Reference no: EM132613255
Question - You have gone to work at a growing automotive company which offers unique vehicles which, in particular, provide a 'green' alternative to driving through extremely low-emission and no-emission vehicles. The vehicles use complex software in order to maximize the efficiency of the car's engine(s) and to provide the driver with the optimal driving experience. In order to get the best possible talent, the company previously offered an extremely benefits package, which included equity compensation, equity options, retirement benefits (including post-retirement benefits such as healthcare) and numerous perquisites such as on-site meals and
When the company was private, the company simply expensed these benefits when they were incurred, such as paying outside vendors for the meals and paying retirement benefits when actual costs were realized. The company, however, is now considering going public and must follow U.S. Generally Accepted Accounting Principles (GAAP). GAAP requires expensing benefits expenses when the liability is incurred - such as when the work is done, rather than when the expenditure occurs. After doing some preliminary calculations, the company's CFO realizes this will result in hundreds of millions of more dollars in expenses (because very few retirement benefits have been yet realized) and almost a billion dollars of liabilities. They call the accounting team together and discuss solutions.
"This is unacceptable. This will put us in the red now and in every year in the future just because of some dumb accounting rules," the CEO, known for their rather tactless public appearances and social media communication, says.
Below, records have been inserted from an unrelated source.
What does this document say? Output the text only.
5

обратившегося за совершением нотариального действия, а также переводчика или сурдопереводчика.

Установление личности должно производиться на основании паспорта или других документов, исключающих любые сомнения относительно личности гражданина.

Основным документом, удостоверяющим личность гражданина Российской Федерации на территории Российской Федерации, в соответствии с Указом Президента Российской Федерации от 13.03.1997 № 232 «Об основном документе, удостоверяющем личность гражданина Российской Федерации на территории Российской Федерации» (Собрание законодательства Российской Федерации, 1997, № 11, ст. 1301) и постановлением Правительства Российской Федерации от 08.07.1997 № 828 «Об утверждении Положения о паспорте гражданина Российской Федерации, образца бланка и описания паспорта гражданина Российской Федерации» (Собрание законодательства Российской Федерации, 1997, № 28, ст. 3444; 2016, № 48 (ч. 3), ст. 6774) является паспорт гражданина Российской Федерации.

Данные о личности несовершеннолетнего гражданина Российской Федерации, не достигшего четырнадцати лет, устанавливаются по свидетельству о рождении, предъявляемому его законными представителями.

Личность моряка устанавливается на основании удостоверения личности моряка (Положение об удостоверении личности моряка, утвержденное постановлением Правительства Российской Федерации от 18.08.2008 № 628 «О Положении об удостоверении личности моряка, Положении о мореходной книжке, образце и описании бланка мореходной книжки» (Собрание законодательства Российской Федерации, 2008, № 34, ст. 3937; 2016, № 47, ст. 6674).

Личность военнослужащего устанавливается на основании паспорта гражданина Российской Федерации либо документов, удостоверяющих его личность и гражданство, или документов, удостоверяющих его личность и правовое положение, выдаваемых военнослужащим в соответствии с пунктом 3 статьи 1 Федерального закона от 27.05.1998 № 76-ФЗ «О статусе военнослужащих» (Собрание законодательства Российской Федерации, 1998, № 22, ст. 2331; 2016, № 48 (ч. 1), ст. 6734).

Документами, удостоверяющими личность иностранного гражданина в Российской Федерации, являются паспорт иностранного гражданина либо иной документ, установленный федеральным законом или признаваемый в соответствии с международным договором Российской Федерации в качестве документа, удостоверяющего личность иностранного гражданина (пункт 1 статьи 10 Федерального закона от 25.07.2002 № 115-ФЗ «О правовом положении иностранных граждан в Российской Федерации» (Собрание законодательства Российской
"We don't really have a choice," the CFO explains. "GAAP is GAAP."
"Surely we've got a choice. For now, at least, let's stop all employee hiring and contract out everything we can," the CEO proposes.
"We've still got a massive liability from our current employees, though," the CFO continues. "This will scare off a lot of investors."
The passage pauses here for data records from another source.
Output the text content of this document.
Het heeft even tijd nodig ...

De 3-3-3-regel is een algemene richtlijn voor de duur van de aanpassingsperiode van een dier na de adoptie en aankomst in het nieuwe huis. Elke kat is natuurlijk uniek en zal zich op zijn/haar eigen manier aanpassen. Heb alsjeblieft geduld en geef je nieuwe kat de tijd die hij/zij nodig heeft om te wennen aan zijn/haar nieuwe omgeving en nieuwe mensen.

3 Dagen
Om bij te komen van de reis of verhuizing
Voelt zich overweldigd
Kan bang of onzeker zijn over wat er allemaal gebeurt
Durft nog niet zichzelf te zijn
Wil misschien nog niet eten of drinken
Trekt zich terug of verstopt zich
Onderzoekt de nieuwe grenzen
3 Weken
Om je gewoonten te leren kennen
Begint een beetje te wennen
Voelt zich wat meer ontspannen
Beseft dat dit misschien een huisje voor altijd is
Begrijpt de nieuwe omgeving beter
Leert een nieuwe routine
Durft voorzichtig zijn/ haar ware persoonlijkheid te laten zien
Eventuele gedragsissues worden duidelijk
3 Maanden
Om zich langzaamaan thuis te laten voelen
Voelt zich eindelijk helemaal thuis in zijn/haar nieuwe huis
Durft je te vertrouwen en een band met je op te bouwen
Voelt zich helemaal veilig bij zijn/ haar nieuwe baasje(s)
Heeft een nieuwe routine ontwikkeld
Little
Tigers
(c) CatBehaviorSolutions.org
"Can we 'transition' some of them to another team? Even better, let's spin off manufacturing to a separate company but keep it all in-house. We'll then sell all but 49% of the equity to my brother's company. Then can we take these expenses and liabilities off?" the CEO proposes.
What do you think of the CEO's plan? What will the accounting treatment be if changing nothing and if adopting the CEO's plan? Think carefully about everyone impacted by the decision and who stands to benefit or suffer. Think about short-term and long-term consequences. Is the plan ethical?